Les violences sexuelles intrafamiliales, un sujet éminemment politique

Le décalage entre l’étendue des violences sexuelles intrafamiliales et la modicité de la réponse politique interroge. Le mouvement #Metooinceste vient pourtant de rappeler l’ampleur d’un problème qui s’enracine dans les rapports de domination de l’ordre patriarcal. Véritable enjeu de santé publique, les maltraitances sexuelles à l’égard des enfants se perpétuent à mesure qu’ils restent impunis. Mié Kohiyama plaide ainsi pour une nécessaire reconnaissance législative de l’amnésie traumatique ainsi que pour l’imprescriptibilité des crimes sexuels sur mineur.e.s, ce qui renforcerait la possibilité pour les victimes d’obtenir réparation de leur préjudice.

La libération de la parole

L’explosion mondiale de témoignages publics de femmes ayant subi des violences sexuelles constitue sans aucun doute l’un des faits les plus marquants des cinq dernières années. Dans le sillage du mouvement MeToo, de nombreuses voix, anonymes pour la plupart, se sont élevées pour dénoncer harcèlements, viols et féminicides. Christine Bard discute ici des précédents de cette prise de parole féminine, amplifiée par les réseaux sociaux, en la restituant dans l’histoire des luttes féministes. La question du viol suscite dès la fin des années 1970 une mobilisation pour sa criminalisation et la levée du tabou qui l’entoure. Depuis, cette réalité, désormais mieux informée par la recherche, est devenue, pour beaucoup, inacceptable. L’ampleur du mouvement actuel semble bien indiquer un profond changement des mentalités.

La lutte contre la précarité menstruelle, enjeu d’égalité et de santé publique

L’écoulement cyclique chez les femmes d’un composé de sang, de sécrétions vaginales et de cellules utérines constitue sans doute l’un des tabous les mieux ancrés dans les sociétés humaines. Souvent tues, les règles représentent un coût financier pourtant non-négligeable pour accéder à des biens d’hygiène intime. Ces dépenses ne sont toutefois pas à la portée de toutes. L’association Règles Élémentaires revient dans cet article sur la précarité menstruelle et les conséquences délétères tant sur le plan de la santé physiologique que psychologiques qui en résultent. Un meilleur accès à la gratuité aux protections périodiques et la transmission scolaire d’une information spécifique sur les règles permettraient de réduire ce qui relève des inégalités sociales de santé.

Le droit à la ville pour les femmes

L’occupation de la rue par les femmes ne va pas de soi. La division genrée de l’espace public procède de la division traditionnelle des activités sociales entre hommes et femmes. Corinne Luxembourg propose ici une réflexion sur cette logique d’assignation des places dans les villes entre hommes et femmes. L’espace exerce une contrainte et un contrôle sur les corps. A travers l’exemple de Gennevilliers, l’autrice montre comment une réflexion sur l’aménagement urbain peut améliorer les conditions de déplacement des femmes dans la ville.

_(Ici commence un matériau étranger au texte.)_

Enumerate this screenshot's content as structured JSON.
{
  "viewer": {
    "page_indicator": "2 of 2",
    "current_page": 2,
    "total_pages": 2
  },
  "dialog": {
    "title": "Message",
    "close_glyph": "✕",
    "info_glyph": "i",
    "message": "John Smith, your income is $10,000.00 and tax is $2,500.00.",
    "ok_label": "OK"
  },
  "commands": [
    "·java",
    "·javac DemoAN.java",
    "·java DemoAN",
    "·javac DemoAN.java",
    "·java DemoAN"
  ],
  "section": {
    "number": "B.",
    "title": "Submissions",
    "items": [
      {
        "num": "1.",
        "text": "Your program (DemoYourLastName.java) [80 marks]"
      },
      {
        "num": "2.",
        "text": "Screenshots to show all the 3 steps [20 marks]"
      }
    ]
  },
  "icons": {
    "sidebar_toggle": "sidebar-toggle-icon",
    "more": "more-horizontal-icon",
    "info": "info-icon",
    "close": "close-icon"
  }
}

La pratique du «pipi-sauvage» dans l’espace public parisien entre représentations et assignations de genre

Le besoin d’uriner fait partie des impondérables physiologiques qui s’imposent à tout être humain. Sa satisfaction dans des toilettes publiques ou dans la rue ne relève pourtant pas d’une même pratique pour les hommes et pour les femmes. En s’intéressant au « pipi sauvage » urbain, Sarah Bourcier Laskar interroge ainsi les inégalités genrées d’accès à l’espace public, les différences de jugements, de perceptions ou encore de faisabilité selon les sexes. Afin de corriger ces inégalités, une rénovation des équipements dans les toilettes publics pour les femmes s’avère nécessaire.

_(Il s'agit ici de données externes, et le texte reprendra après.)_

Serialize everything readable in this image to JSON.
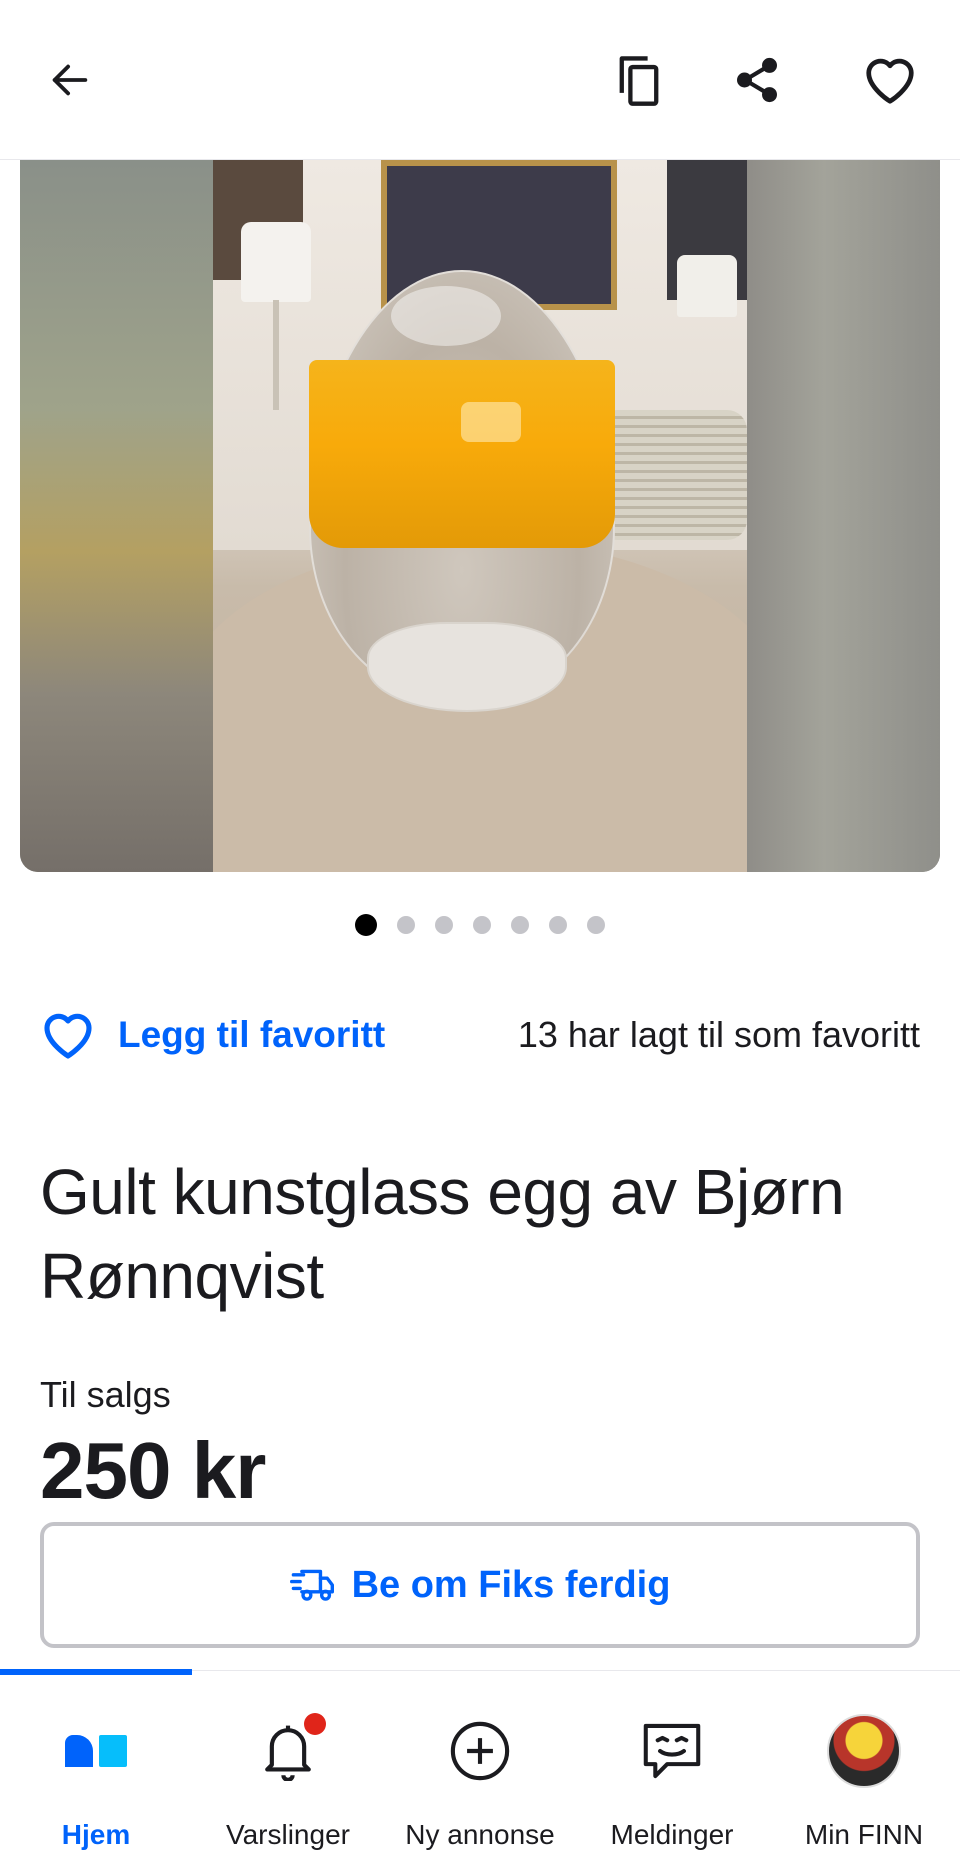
{
  "topbar": {
    "back_icon": "arrow-left-icon",
    "copy_icon": "copy-icon",
    "share_icon": "share-icon",
    "favorite_icon": "heart-outline-icon"
  },
  "gallery": {
    "image_count": 7,
    "active_index": 0
  },
  "favorite": {
    "link_label": "Legg til favoritt",
    "count_text": "13 har lagt til som favoritt"
  },
  "listing": {
    "title": "Gult kunstglass egg av Bjørn Rønnqvist",
    "sale_label": "Til salgs",
    "price": "250 kr"
  },
  "fiks_button": {
    "label": "Be om Fiks ferdig",
    "icon": "delivery-truck-icon"
  },
  "bottom_nav": {
    "items": [
      {
        "label": "Hjem",
        "icon": "home-icon",
        "active": true
      },
      {
        "label": "Varslinger",
        "icon": "bell-icon",
        "badge": true
      },
      {
        "label": "Ny annonse",
        "icon": "plus-circle-icon"
      },
      {
        "label": "Meldinger",
        "icon": "chat-icon"
      },
      {
        "label": "Min FINN",
        "icon": "avatar"
      }
    ]
  },
  "colors": {
    "accent": "#0063fb",
    "badge": "#e0251a",
    "text": "#1b1b1f"
  }
}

Le langage est politique! Pratiques et (contre)-mobilisations autour du langage non sexiste

Depuis la controverse initiée à l’automne 2017 sur l’« écriture inclusive », la question des inégalités de genre dans le langage a gagné en audience dans l’espace public. Si le débat a sans conteste contribué à faire la publicité du langage non sexiste, les discours pourfendant son usage en ont également véhiculé des représentations erronées. Dans cet article, Gwenaëlle Perrier revient sur la diversité des pratiques du langage non sexiste, explique combien la langue contribue à influencer nos représentations et montre comment les controverses autour de ce langage constituent un terrain d’expression des féminismes et en réaction, de l’antiféminisme.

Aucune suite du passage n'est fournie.